Jailed oil tycoon and former Yukos head Mikhail Khodorkovsky, who is set to be freed next year, may face new criminal charges, the Deputy Prosecutor General said.
"Several charges against Khodorkovsky and other people are being probed and have good judicial prospects," Alexander Zvyagintsev said in an interview with Interfax on Friday.
Speculation over a third case against Khodorkovsky has been circulating in the media for the last two years, but this is the first official comment on the matter.
The remarks also follow on the heels of news that President Vladimir Putin supports an amnesty to mark the 20th anniversary of the Constitution next year. Mikhail Fedotov, the head of the Kremlin's human rights council, said the amnesty could apply to Khodorkovsky.
However, Khodorkovsky's lawyer, Vadim Klyuvgant, said the comments by the Prosecutor General's Office were likely nothing more than unverified information.
"I do not know anything about a new case, and I understood nothing from these comments, which are a mixture of fog and lies; I cannot comment on them as if they are a fact," he said, adding that the Prosecutor General's Office had no authority to comment on the Yukos case, as the case was under the jurisdiction of the Investigative Committee.
He added that neither he nor his client had been informed by prosecutors of a possible new case, meaning that it would be a violation of Russian law if a case were really opened.
An unidentified source told Interfax that the possible new charges stemmed from the original case opened in 2003 against Yukos, which still has not been closed.
That case became the basis for all subsequent cases brought against Khodorkovsky, his business partner Platon Lebedev and other Yukos employees.
The source also said that as part of the new case, investigators were looking into the laundering of $10 billion, which was allegedly stolen by Khodorkovsky and others.
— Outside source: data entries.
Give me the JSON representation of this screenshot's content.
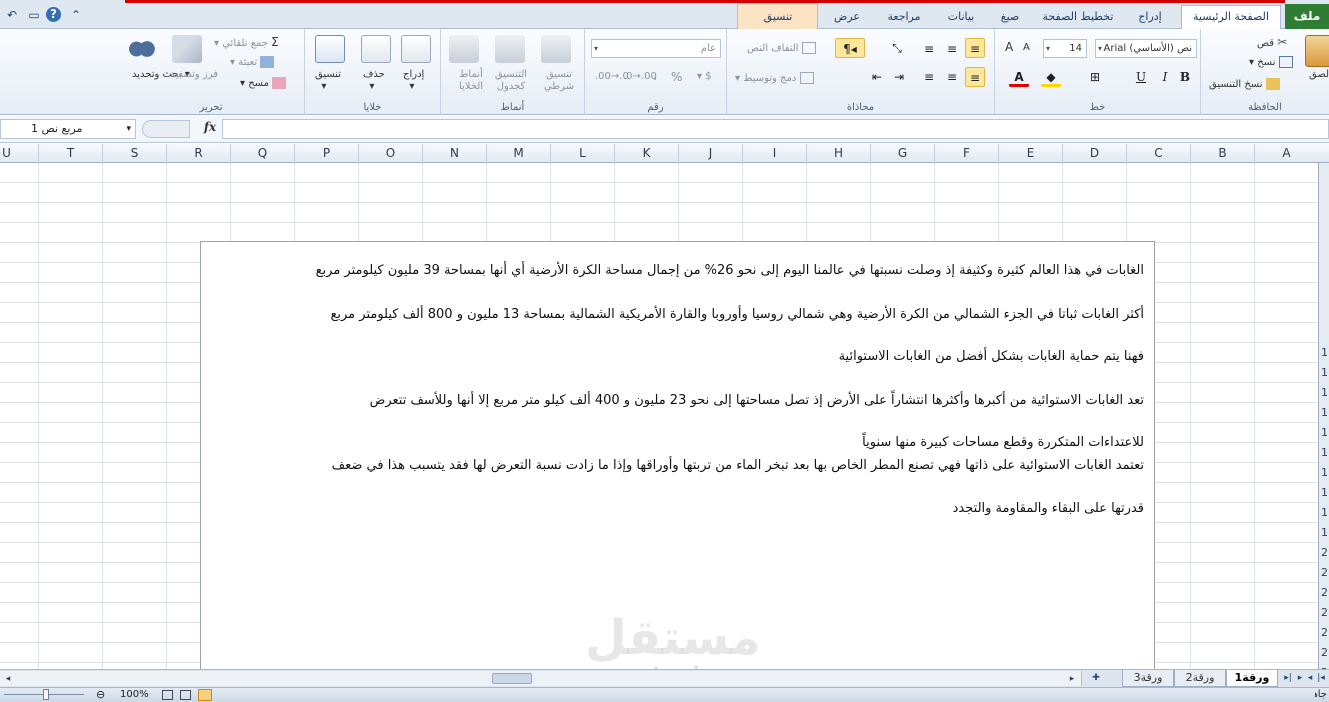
{
  "tabs": {
    "file": "ملف",
    "home": "الصفحة الرئيسية",
    "insert": "إدراج",
    "page_layout": "تخطيط الصفحة",
    "formulas": "صيغ",
    "data": "بيانات",
    "review": "مراجعة",
    "view": "عرض",
    "format": "تنسيق"
  },
  "ribbon": {
    "clipboard": {
      "label": "الحافظة",
      "paste": "لصق",
      "cut": "قص",
      "copy": "نسخ",
      "format_painter": "نسخ التنسيق"
    },
    "font": {
      "label": "خط",
      "font_name": "Arial (الأساسي) نص",
      "font_size": "14",
      "bold": "B",
      "italic": "I",
      "underline": "U",
      "grow": "A",
      "shrink": "A"
    },
    "alignment": {
      "label": "محاذاة",
      "wrap_text": "التفاف النص",
      "merge_center": "دمج وتوسيط"
    },
    "number": {
      "label": "رقم",
      "format": "عام",
      "percent": "%",
      "comma": "،"
    },
    "styles": {
      "label": "أنماط",
      "conditional": "تنسيق شرطي",
      "as_table": "التنسيق كجدول",
      "cell_styles": "أنماط الخلايا"
    },
    "cells": {
      "label": "خلايا",
      "insert": "إدراج",
      "delete": "حذف",
      "format": "تنسيق"
    },
    "editing": {
      "label": "تحرير",
      "autosum": "جمع تلقائي",
      "fill": "تعبئة",
      "clear": "مسح",
      "sort_filter": "فرز وتصفية",
      "find_select": "بحث وتحديد"
    }
  },
  "formula_bar": {
    "name_box": "مربع نص 1",
    "fx": "fx",
    "value": ""
  },
  "columns": [
    "A",
    "B",
    "C",
    "D",
    "E",
    "F",
    "G",
    "H",
    "I",
    "J",
    "K",
    "L",
    "M",
    "N",
    "O",
    "P",
    "Q",
    "R",
    "S",
    "T",
    "U"
  ],
  "textbox": {
    "lines": [
      "الغابات في هذا العالم كثيرة وكثيفة إذ وصلت نسبتها في عالمنا اليوم إلى نحو 26% من إجمال مساحة الكرة الأرضية أي أنها بمساحة 39 مليون كيلومتر مربع",
      "أكثر الغابات ثباتا في الجزء الشمالي من الكرة الأرضية وهي شمالي روسيا وأوروبا والقارة الأمريكية الشمالية بمساحة 13 مليون و 800 ألف كيلومتر مربع",
      "فهنا يتم حماية الغابات بشكل أفضل من الغابات الاستوائية",
      "تعد الغابات الاستوائية من أكبرها وأكثرها انتشاراً على الأرض إذ تصل مساحتها إلى نحو 23 مليون و 400 ألف كيلو متر مربع إلا أنها وللأسف تتعرض",
      "للاعتداءات المتكررة وقطع مساحات كبيرة منها سنوياً",
      "تعتمد الغابات الاستوائية على ذاتها فهي تصنع المطر الخاص بها بعد تبخر الماء من تربتها وأوراقها وإذا ما زادت نسبة التعرض لها فقد يتسبب هذا في ضعف",
      "قدرتها على البقاء والمقاومة والتجدد"
    ]
  },
  "sheets": [
    "ورقة1",
    "ورقة2",
    "ورقة3"
  ],
  "status": {
    "ready": "جاهز",
    "zoom": "100%"
  },
  "watermark": {
    "arabic": "مستقل",
    "latin": "mostaql.com"
  }
}
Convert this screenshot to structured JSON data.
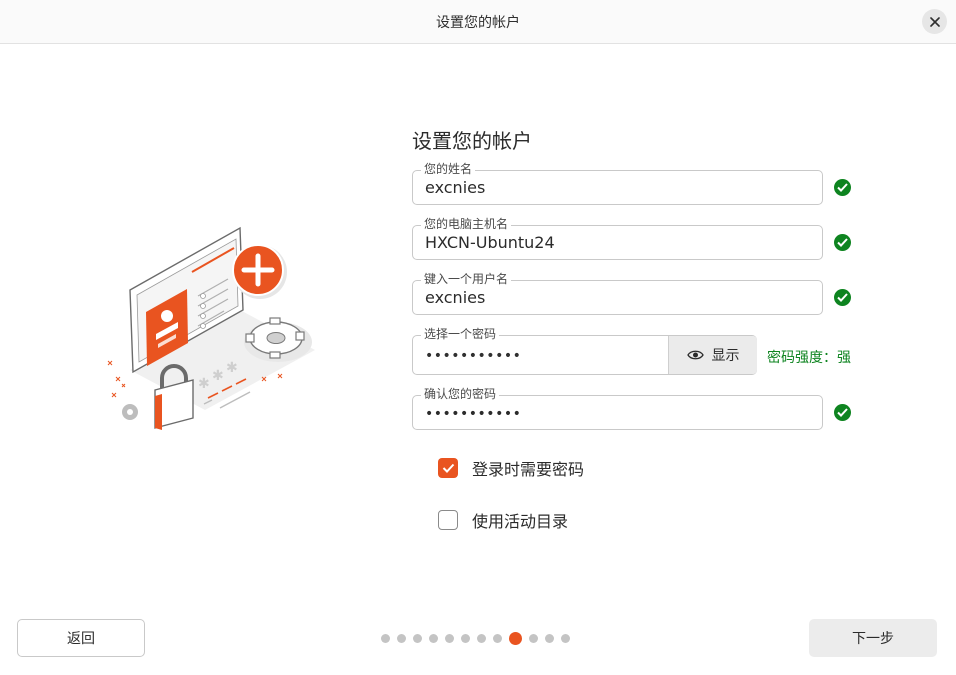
{
  "window": {
    "title": "设置您的帐户",
    "close_icon": "close-icon"
  },
  "form": {
    "heading": "设置您的帐户",
    "fields": [
      {
        "label": "您的姓名",
        "value": "excnies",
        "valid": true
      },
      {
        "label": "您的电脑主机名",
        "value": "HXCN-Ubuntu24",
        "valid": true
      },
      {
        "label": "键入一个用户名",
        "value": "excnies",
        "valid": true
      },
      {
        "label": "选择一个密码",
        "value": "•••••••••••",
        "show_label": "显示",
        "show_icon": "eye-icon"
      },
      {
        "label": "确认您的密码",
        "value": "•••••••••••",
        "valid": true
      }
    ],
    "strength_text": "密码强度：强",
    "options": [
      {
        "label": "登录时需要密码",
        "checked": true
      },
      {
        "label": "使用活动目录",
        "checked": false
      }
    ]
  },
  "footer": {
    "back_label": "返回",
    "next_label": "下一步",
    "page_count": 12,
    "current_page": 9
  },
  "colors": {
    "accent": "#e95420",
    "success": "#0e8420"
  }
}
In addition, the source said, several other criminal cases were opened to determine whether that money was used "for the purpose of changing legislation in Russia."
"Khodorkovsky's procedural status in these cases has not been defined yet, and, at the moment, he is neither a suspect nor an accused person, but this is a matter of time," the source said.
Klyuvgant said there was no article in the Criminal Code that would impose punishment for attempting to alter legislation. "Everything that investigators could make up about laundering" was used in the second case against Khodorkovsky that led to a guilty verdict in 2010, Klyuvgant said.
"I cannot call this information anything but idiocy," he said.
Khodorkovsky has spent 10 years in prison after being found guilty in two criminal cases. He is supposed to be released next August. He and Lebedev were arrested in 2003 on fraud and tax evasion charges and sentenced to nine years in prison in 2005. The case was widely seen as political punishment of Khodorkovsky for challenging President Vladimir Putin's authority.
Five years later, Lebedev and Khodorkovsky were tried together again in a second case and convicted of stealing oil from Yukos and laundering the proceeds. Last December, the Moscow City Court reduced their sentence from 13 to 11 years after conducting a review.
In his interview, Zvyagintsev said that the upcoming amnesty would probably not apply to Khodorkovsky, since he was convicted of "extremely serious crimes."
Klyuvgant, on the other hand, said the previous verdicts did not contain charges that would qualify as "extremely serious crimes."